Halt. So habe ich früher reagiert. Das heißt nicht, dass ich heute auch so reagieren muss. Statt mich zurückzuziehen, kann ich offen darüber sprechen, was in mir vorgeht. Ich kann nachfragen und andere Menschen um eine andere Perspektive bitten. Denn meine Perspektive ist sicherlich nicht die vertrauenswürdigste Quelle. Ich vergesse, dass auch ich schon Telefonate vergessen oder genau diesem Freund abgesagt habe – und zwar obwohl er mir sehr wichtig ist. Ich sehe nicht, dass er sofort angerufen und sich danach zwei Mal ernsthaft entschuldigt hat. Ich weiß schlicht und einfach nicht, was ein anderer Mensch denkt. Woher will ich also wissen, dass ich nicht wichtig bin? Er kann genauso gut beim Essen die Zeit vergessen haben, weil das Gespräch interessant war und alle Spaß hatten. Auf einmal sieht die Situation viel harmloser aus – ich muss fast schmunzeln.
Die Botschaft
Trotzdem – meine heftige Reaktion beunruhigt mich. An der Situation liegt es nicht, das ist mir inzwischen klar. Es ist der Satz, der mich spontan immer wieder in den Abgrund stürzt. „Ich bin nicht wichtig gut. Ich bedeute nichts.“ Der Glaubenssatz steckt tief, wirklich tief. So oft ich ihn auch schon analysiert, herumgewälzt, in Meditationen ins Feuer geworfen habe – er bleibt hartnäckig. Was soll mir das sagen? Warum möchte ich unbedingt, dass mir andere Menschen zeigen, wie wichtig ich ihnen bin?
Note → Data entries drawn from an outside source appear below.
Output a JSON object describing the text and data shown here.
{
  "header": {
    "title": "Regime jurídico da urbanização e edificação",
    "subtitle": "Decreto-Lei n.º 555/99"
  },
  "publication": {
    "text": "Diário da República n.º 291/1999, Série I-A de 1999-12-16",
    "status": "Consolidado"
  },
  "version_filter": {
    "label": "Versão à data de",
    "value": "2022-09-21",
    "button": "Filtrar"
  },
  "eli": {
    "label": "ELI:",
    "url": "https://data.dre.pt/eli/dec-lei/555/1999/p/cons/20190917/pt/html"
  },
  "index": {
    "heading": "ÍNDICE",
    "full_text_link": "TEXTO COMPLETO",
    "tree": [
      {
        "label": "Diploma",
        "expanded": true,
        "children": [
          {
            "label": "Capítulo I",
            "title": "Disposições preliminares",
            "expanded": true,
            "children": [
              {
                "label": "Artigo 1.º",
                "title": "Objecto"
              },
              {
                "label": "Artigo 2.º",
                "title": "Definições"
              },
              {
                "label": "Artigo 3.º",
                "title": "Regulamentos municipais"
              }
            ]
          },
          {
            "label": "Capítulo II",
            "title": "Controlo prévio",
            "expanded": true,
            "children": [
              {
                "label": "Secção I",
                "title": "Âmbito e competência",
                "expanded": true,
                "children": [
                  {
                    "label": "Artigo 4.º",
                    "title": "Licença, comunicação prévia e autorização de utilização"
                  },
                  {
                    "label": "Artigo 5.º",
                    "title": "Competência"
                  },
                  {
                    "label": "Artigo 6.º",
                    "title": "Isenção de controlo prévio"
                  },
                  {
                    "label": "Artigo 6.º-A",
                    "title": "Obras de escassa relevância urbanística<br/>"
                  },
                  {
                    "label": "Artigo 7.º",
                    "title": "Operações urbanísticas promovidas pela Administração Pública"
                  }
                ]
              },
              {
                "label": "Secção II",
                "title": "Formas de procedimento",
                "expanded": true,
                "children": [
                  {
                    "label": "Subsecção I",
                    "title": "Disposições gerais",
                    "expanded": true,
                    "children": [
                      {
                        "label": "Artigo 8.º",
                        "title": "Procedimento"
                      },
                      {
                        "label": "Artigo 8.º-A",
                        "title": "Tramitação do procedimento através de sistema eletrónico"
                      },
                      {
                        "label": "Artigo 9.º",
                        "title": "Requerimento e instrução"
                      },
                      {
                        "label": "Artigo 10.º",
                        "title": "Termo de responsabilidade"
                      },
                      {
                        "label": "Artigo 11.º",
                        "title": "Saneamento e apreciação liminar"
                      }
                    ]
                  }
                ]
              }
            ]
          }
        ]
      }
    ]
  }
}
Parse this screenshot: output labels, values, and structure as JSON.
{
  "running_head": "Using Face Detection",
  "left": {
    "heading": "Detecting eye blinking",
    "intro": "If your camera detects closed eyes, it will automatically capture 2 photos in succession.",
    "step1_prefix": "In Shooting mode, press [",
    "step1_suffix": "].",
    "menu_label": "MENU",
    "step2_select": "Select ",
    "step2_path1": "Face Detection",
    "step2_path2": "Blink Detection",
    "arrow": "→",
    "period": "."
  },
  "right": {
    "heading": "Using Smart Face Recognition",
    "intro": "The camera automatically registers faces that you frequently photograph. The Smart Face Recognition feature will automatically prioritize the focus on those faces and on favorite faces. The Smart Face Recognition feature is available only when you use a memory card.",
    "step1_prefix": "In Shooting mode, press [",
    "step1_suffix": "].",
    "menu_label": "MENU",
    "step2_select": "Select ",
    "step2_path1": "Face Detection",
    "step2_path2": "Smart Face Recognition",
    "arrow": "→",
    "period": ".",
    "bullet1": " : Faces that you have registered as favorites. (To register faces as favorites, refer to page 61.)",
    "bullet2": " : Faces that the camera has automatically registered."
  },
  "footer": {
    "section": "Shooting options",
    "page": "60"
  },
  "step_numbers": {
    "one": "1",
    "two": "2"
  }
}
Kann es sein, dass ich mir von anderen etwas wünsche, dass ich mir selbst nicht gebe? Bin ich mir selbst denn wichtig?
Ich wäre es gerne, aber… Autsch. Meine Taten sprechen eine andere Sprache. Da kann ich mir noch so oft sagen, ich wäre mir wichtig. Wenn ich weiter genauso hart mit mir umgehe, sind die Sätze nur flüchtige Hüllen. Der Vorhang fällt, Scheinwerferlicht an: Ich erzähle mir, ich würde gut für mich sorgen – und zwinge mich zu Produktivität und Leistung. Ich spreche davon, liebevoll mit mir selbst umzugehen – und erlaube mir nicht einmal warm zu duschen oder abends einen Film zu gucken (denn das ist entweder umweltschädlich, verschwenderisch oder nicht gut für die Augen). Ich wiederhole in Mantras, mich selbst wertzuschätzen – und verurteile mich für jeden Fehler. Ich verspreche mir, mir selbst wichtig zu sein – und stelle die Meinung und potenziellen Gedanken anderer immer wieder an erste Stelle. Wem fällt da noch auf, dass etwas nicht stimmt?

Ich bin so dankbar, dass die Freunde ein schönes Essen hatten und dabei die Zeit vergessen haben. Ich habe den Wink mit dem Zaunpfahl verstanden. Solange ich nicht beginne, mir selbst aktiv wichtig zu sein, werde ich darauf warten, dass andere Menschen mir geben, wonach ich mich so sehr sehne: Selbstwertschätzung. Nur, dass mir das niemand anderer geben kann als ich selbst.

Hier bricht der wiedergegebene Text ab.